Mahkemece, bozma ilamına uyularak yapılan yargılama neticesinde, davanın kısmen kabulü ile, ...Asliye Hukuk Mahkemesi"nin 15.01.2013 tarih, 2012/381 esas 2013/13 karar sayılı dosyasında davacı kadın lehine hükmedilen aylık 259,08 TL yoksulluk nafakasının dava tarihinden itibaren aylık 305,00 TL ye arttırılmasına, fazlaya ilişkin isteminin reddine karar verilmiş, hüküm taraflarca temyiz edilmiştir.
1- ) Dosyadaki yazılara, kararın dayandığı delillerle kanuni gerektirici sebeplere ve özellikle delillerin takdirinde bir isabetsizlik görülmemesine göre, davalı tarafın tüm, davacı tarafın ise vekalet ücretine ilişkin temyiz itirazları dışındaki sair temyiz itirazlarının reddi gerekir.
2-) Dava; nafaka artırım talebine ilişkindir. Hüküm tarihinde yürürlükte bulunan Avukatlık Asgari Ücret Tarifesinin 9 maddesinin 1. fıkrasına göre; nafaka davalarında hükmolunan nafakanın bir yıllık tutarı üzerinden tarifenin üçüncü kısmı gereğince hesaplanacak miktarın tamamı, vekalet ücreti olarak hükmolunur. Bu miktarlar, Tarifenin ikinci kısmının ikinci bölümünde davanın görüldüğü mahkemeye göre belirlenmiş bulunan ücretten az olamaz denilmektedir. Yine aynı maddenin 2. fıkrasında nafaka davalarında reddedilen kısım için avukatlık ücretine hükmedilemeyeceği hususu düzenlenmiştir.

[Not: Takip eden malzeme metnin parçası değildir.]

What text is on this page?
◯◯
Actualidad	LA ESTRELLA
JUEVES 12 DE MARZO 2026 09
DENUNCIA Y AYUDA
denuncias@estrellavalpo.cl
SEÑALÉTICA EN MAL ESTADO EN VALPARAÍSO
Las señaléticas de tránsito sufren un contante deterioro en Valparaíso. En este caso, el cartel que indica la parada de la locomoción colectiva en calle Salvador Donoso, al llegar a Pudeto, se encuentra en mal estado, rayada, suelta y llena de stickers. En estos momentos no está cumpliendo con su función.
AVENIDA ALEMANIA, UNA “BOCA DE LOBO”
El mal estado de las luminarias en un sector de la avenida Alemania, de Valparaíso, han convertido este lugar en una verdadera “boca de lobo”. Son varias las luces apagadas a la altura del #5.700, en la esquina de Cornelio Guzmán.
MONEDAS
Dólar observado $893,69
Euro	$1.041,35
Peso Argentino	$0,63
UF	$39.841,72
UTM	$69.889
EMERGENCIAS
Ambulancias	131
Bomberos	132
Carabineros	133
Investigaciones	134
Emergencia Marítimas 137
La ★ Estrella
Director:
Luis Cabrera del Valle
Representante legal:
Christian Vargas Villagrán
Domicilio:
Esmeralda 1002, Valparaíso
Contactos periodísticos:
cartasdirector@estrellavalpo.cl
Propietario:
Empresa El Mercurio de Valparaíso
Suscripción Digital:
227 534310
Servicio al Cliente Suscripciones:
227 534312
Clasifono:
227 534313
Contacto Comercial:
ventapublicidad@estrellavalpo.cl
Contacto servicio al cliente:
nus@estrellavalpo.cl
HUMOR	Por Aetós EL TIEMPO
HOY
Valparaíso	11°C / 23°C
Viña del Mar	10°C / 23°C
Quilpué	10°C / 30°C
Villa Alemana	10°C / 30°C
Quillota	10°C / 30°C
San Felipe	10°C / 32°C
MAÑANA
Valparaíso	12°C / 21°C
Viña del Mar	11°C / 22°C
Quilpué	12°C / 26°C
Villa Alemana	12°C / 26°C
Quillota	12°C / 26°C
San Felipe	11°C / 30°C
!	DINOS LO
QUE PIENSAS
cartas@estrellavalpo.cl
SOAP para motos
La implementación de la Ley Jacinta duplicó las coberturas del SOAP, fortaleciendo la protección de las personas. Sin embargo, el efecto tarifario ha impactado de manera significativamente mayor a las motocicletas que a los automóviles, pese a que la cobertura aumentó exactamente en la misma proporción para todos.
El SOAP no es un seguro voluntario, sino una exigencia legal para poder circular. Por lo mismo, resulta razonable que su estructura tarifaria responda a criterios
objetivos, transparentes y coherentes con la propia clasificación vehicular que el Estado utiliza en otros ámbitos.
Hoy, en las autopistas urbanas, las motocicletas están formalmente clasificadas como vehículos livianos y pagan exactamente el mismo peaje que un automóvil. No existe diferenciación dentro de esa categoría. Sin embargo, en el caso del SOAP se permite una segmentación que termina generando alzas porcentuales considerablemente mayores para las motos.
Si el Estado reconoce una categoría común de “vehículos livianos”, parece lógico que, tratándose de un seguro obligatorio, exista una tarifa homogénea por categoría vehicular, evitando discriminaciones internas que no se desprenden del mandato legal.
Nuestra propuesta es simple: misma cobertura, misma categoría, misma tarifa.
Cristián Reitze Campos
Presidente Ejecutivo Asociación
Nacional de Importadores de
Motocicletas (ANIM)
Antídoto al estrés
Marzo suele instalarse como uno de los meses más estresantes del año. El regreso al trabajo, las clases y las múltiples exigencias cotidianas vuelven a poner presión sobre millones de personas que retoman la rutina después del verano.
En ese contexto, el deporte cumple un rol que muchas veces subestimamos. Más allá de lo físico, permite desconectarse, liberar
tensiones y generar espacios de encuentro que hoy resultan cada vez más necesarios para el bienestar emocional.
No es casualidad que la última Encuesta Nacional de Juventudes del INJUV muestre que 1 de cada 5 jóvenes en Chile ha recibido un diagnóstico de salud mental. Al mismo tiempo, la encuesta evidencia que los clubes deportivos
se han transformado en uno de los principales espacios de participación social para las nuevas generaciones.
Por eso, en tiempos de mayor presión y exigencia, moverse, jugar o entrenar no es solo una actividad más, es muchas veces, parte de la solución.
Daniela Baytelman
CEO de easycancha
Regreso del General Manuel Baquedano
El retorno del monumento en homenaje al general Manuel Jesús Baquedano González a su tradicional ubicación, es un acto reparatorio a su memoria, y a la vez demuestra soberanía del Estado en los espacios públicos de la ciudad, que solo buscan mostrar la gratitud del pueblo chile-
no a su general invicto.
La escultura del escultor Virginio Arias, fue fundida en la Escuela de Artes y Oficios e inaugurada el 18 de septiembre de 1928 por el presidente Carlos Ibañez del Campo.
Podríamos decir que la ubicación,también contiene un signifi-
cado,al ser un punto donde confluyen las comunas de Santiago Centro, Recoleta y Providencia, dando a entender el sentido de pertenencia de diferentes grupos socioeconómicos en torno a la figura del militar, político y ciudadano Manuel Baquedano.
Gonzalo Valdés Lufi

O halde, mahkemece; davada kendisini vekil ile temsil ettiren davacı lehine karar tarihi itibariyle yürürlükte bulunan AAÜT gereğince 1.800 TL vekalet ücretine hükmedilmesi gerekirken, yanılgılı değerlendirme sonucu vekalet ücretine hükmedilmemiş olması doğru değil ise de; bu hususun düzeltilmesi yeniden yargılama yapılmasını gerektirmediğinden ve "hakimin takdir yetkisi kapsamında" kalmadığından, hükmün HUMK 438/7 maddesi gereğince düzeltilerek onanmasına karar verilmesi gerekmiştir.
SONUÇ: Yukarıda birinci bentte açıklanan nedenlerle davacının sair ve davalının tüm temyiz itirazlarının reddine, ikinci bentte açıklanan nedenle hüküm fıkrasının 7. bendi olarak, "davacı kendisini bir vekil ile temsil ettirmiş olduğundan karar tarihinde yürürlükte bulunan AAÜT"ne göre 1.800 TL vekalet ücretinin davalıdan alınarak davacıya verilmesine" . ifadesinin yazılması suretiyle hükmün düzeltilmesine ve düzeltilmiş bu şekliyle ONANMASINA ve peşin alınan temyiz harcının istek halinde temyiz edene iadesine, 6100 sayılı HMK"nun geçici madde 3 atfıyla 1086 sayılı HUMK.nun 440.maddesi gereğince karar düzeltme yolu kapalı olmak üzere, 03.04.2017 tarihinde oybirliği ile karar verildi.